In ancient China, before the advent of cars or even bicycles, sedan chairs were used to carry people from place to place. Sedan chairs, or jiaozi, were small boxes or rooms big enough to seat one or two people, which were carried by several pallbearers using long poles that protruded from the box. Sedan chairs were mostly employed by important officials and the landed class, who used them as a regular form of transport. The emperor himself had several types of sedan chairs for various occasions, from an extremely simple sedan in which he sat to survey the grounds inside the Forbidden City, to a very ornate one that kept him hidden during public processions.
One could usually tell how important the person being carried was by how many men were assigned to lift and bear the sedan. Very simple chairs required only two men, while more elaborate ones sometimes had upwards of eight men carrying them. The emperor was frequently seen with 16 or more attendants at his sedan.
Sedans also played a part in Chinese weddings. The bride was usually ushered into a bright red silken sedan and brought to the ceremony or to the groom’s family home in the sedan. Because it was necessary to keep the bride’s appearance totally private, she usually sat in a smaller private sedan inside her bedroom, which was then lifted and carried out to the larger outside sedan. This prevented neighbors and outsiders from seeing the bride on her wedding day. Though nowadays bridal sedan chairs have been replaced by the convenience of cars, it is still a typical Chinese idiom to refer to going to the wedding ceremony as ‘sitting in a bridal sedan’.
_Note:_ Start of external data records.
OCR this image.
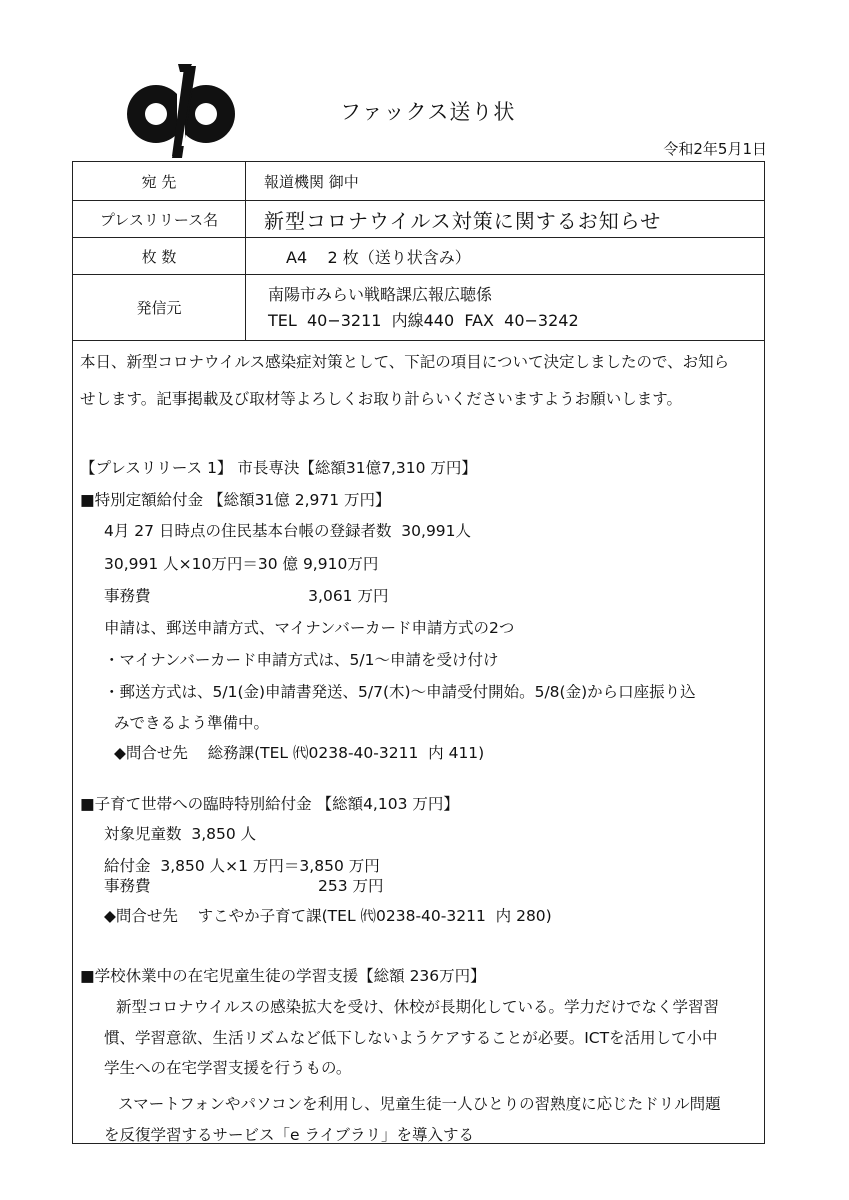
ファックス送り状
令和2年5月1日
宛 先	報道機関 御中
プレスリリース名	新型コロナウイルス対策に関するお知らせ
枚 数	A4    2 枚（送り状含み）
発信元	南陽市みらい戦略課広報広聴係
TEL  40−3211  内線440  FAX  40−3242
本日、新型コロナウイルス感染症対策として、下記の項目について決定しましたので、お知ら
せします。記事掲載及び取材等よろしくお取り計らいくださいますようお願いします。
【プレスリリース 1】 市長専決【総額31億7,310 万円】
■特別定額給付金 【総額31億 2,971 万円】
4月 27 日時点の住民基本台帳の登録者数  30,991人
30,991 人×10万円＝30 億 9,910万円
事務費                                3,061 万円
申請は、郵送申請方式、マイナンバーカード申請方式の2つ
・マイナンバーカード申請方式は、5/1～申請を受け付け
・郵送方式は、5/1(金)申請書発送、5/7(木)～申請受付開始。5/8(金)から口座振り込
みできるよう準備中。
◆問合せ先    総務課(TEL ㈹0238-40-3211  内 411)
■子育て世帯への臨時特別給付金 【総額4,103 万円】
対象児童数  3,850 人
給付金  3,850 人×1 万円＝3,850 万円
事務費                                  253 万円
◆問合せ先    すこやか子育て課(TEL ㈹0238-40-3211  内 280)
■学校休業中の在宅児童生徒の学習支援【総額 236万円】
新型コロナウイルスの感染拡大を受け、休校が長期化している。学力だけでなく学習習
慣、学習意欲、生活リズムなど低下しないようケアすることが必要。ICTを活用して小中
学生への在宅学習支援を行うもの。
スマートフォンやパソコンを利用し、児童生徒一人ひとりの習熟度に応じたドリル問題
を反復学習するサービス「e ライブラリ」を導入する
Most sedans were simple wooden (usually bamboo) structures with two or four long poles used for carriage. More elaborate sedans had silk covers or curtains and ornate design features, such as phoenix statues and dragon emblems. The emperor’s sedan was said to be the most decorative of all the sedan chairs, and it is believe that the Qianlong Emperor of the Qing Dynasty once loaned his sedan to a peasant bride, instigating the tradition of villagers to rent sedans for use at weddings.